All linked to bilateral relations, the questions covered a broad range of areas from Prime Ministers’ visits and Argentine exports to environmental co-operation and even Harry Potter. The first prize was won by none other than the Times' Editor-in-Chief James Grainger (yours truly had a similar percentage of correct answers but technophobic self-exclusion from participation prevented a possible Times duo on the podium). Those competing were rewarded by the speed of their responses, with more points for the quickest correct answers.
The highlight but by no means all – two parallel exhibitions displayed the work of British photographer Scarlet Page (the daughter of guitarist Jimmy Page, of Led Zeppelin fame) and Argentine cartoonist Costhanzo’s drawings of such British icons as Sherlock Holmes, Queen and Monty Python.
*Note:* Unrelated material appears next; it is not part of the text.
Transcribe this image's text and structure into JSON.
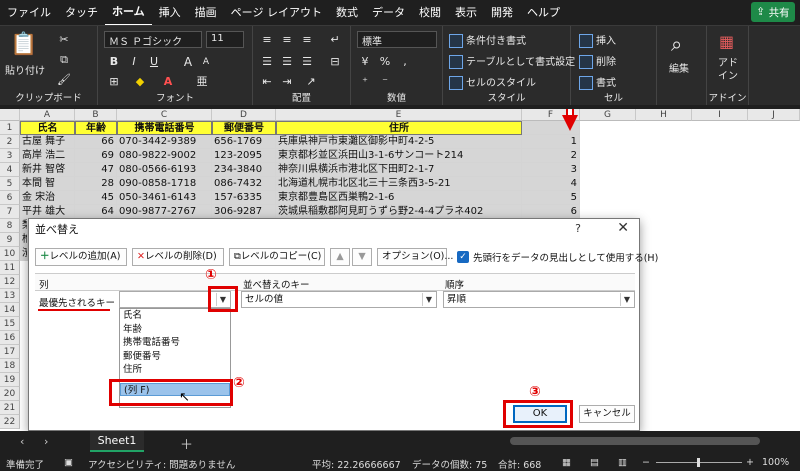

Videos screens showed all the visitors Kent refrained from listing – Theresa May, Boris Johnson, Philip Hammond (all for the G20), Princess Anne, the Lord Mayor of London and lesser-known officials more directly useful for the many areas of interaction also outlined. In the background both live (the Salvation Army band and Jenny Moule, a British singer resident in Buenos Aires) and disc jockey music. And all the while guests were munching tasty canapés or making the most of the gin bar or lighter beverages thanks to the 15 business sponsors (one of the seven quiz questions).
Over 800 guests filled the residence and gardens. The most prominent names from the national government were Human Rights Secretary Claudio Avruj and AntiCorruption Office head Laura Alonso while senior provincial government officials and parliamentarians were also present – however government and political figures were thinner on the ground than last year, perhaps due to the elections. But other walks of life – business, Kent’s fellow-diplomats, the academic and artistic worlds, sports, the press, NGOs and pillars of the British community – were amply present.